In this study, numerical validation for the self-indication method to identify and quantify nuclides in a BWR-MOX pellet is described. The burn-up of the MOX pellet is 0 GWd/t, 10 GWd/t, 20 GWd/t, 30 GWd/t, 40 GWd/t, and 50 GWd/t. The 12-m measurement line in KUR-LINAC is simulated as a calculational geometry. Numerical calculations are carried out by continuous-energy Monte-Carlo code MVP2 with JENDL-4.0 as the nuclear data library. The burn-up calculations of the BWR-MOX pellet are performed by the deterministic neutronics code SARC 2006 with JENDL-4.0.

Numerical validation for application of the self-indication method is carried out. From the results, it is noted that the self-indication method has a good S/N ratio compared to the neutron transmission method for quantifying the amount of target nuclides in the fuel debris.

T. Sano (*) • J. Hori • Y. Takahashi • H. Unesaki • K. Nakajima Kyoto University Research Reactor Institute, 1010, Asashiro-nishi-2, Kumatori-cho, Sennan-gun, Osaka, Japan e-mail: t-sano@rri. kyoto-u. ac. jp

© The Author(s) 2015

K. Nakajima (ed.), Nuclear Back-end and Transmutation Technology for Waste Disposal, DOI 10.1007/978-4-431-55111-9_4

Keywords Burn-up • KUR-LINAC • MOX pellet • Nondestructive assay • Numer­ical validation • Resonance • Self-indication method

4.1 Introduction

To perform decommissioning of the Fukushima Daiichi NPP safely, it is very important to measure the components of the fuel debris. Therefore, a new nonde­structive assay to identify and quantify a target nuclide in the fuel debris using a pulsed-neutron source is under development in Kyoto University Research Reactor Institute.

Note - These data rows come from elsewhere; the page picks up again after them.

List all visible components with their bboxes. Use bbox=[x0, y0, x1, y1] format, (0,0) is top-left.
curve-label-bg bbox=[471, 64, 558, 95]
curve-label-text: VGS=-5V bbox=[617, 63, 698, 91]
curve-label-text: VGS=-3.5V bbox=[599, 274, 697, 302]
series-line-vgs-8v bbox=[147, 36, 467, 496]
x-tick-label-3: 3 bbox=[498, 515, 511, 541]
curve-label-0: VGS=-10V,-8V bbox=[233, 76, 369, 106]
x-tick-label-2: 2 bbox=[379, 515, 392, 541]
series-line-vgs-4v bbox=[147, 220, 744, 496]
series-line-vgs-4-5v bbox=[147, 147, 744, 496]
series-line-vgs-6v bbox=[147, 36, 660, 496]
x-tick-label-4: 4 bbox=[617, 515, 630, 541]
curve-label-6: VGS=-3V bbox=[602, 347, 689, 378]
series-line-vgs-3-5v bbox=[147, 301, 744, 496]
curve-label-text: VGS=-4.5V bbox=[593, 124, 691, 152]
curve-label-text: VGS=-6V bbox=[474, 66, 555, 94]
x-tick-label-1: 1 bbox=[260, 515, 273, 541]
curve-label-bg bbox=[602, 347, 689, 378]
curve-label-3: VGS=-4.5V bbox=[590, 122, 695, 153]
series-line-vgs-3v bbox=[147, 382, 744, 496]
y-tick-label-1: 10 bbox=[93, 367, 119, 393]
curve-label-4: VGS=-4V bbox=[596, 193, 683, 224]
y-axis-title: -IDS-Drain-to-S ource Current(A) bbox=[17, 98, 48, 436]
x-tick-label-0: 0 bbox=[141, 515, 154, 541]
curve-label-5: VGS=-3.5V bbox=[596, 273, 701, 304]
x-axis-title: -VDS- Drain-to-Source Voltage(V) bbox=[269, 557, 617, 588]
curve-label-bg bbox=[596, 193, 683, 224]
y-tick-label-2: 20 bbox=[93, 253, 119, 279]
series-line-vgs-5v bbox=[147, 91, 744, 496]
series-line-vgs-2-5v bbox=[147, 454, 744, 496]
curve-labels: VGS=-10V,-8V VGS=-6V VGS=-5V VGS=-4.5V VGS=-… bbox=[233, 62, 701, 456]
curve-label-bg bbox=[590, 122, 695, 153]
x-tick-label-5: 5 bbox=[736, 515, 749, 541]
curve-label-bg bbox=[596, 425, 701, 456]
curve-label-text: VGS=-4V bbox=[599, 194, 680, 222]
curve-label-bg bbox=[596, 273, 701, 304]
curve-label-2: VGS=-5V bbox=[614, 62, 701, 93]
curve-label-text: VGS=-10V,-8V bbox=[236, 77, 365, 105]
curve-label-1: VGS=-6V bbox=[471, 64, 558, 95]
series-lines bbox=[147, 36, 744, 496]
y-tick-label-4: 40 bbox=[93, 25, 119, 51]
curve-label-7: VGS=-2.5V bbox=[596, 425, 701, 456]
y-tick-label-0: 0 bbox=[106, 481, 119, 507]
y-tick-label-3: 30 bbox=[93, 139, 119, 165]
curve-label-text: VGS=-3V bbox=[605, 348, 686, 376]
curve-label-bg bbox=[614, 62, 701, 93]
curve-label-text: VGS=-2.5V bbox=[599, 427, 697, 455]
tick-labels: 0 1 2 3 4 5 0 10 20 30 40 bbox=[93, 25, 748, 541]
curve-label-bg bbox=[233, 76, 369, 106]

We use the self-indication method for the nondestructive assay. This method is a neutron transmission method. The neutron transmission method is focused on resonance reactions (i. e., capture, fission) at the target nuclide. In the conventional neutron transmission method, a sample is irradiated by a pulsed-neutron beam and the energy distribution of transmitted neutrons from the sample is measured by the time-of-flight technique. Then, the target nuclide in the sample is identified and quantified by using the transmitted neutrons in the resonance energy region. This is a remarkably effective method to identify and quantify the target nuclide. However, if the energy spectrum of the transmitted neutron has many dips caused by reso­nance reactions of other nuclides, it is difficult to identify and quantify the target nuclide in the sample.

In the self-indication method, the transmitted neutrons from the sample are injected into an indicator, which consists of a high-purity target nuclide. The transmitted neutrons are obtained via resonance reactions in the indicator. The self-indication method has a high signal-to-noise (S/N) ratio compared to the conventional method.

In this chapter, numerical validation for application of the self-indication method is carried out. A calculational model and conditions are shown in Sect. 4.2 and the numerical results are shown in Sect. 4.3. From these results, some conclusions are drawn in Sect. 4.4.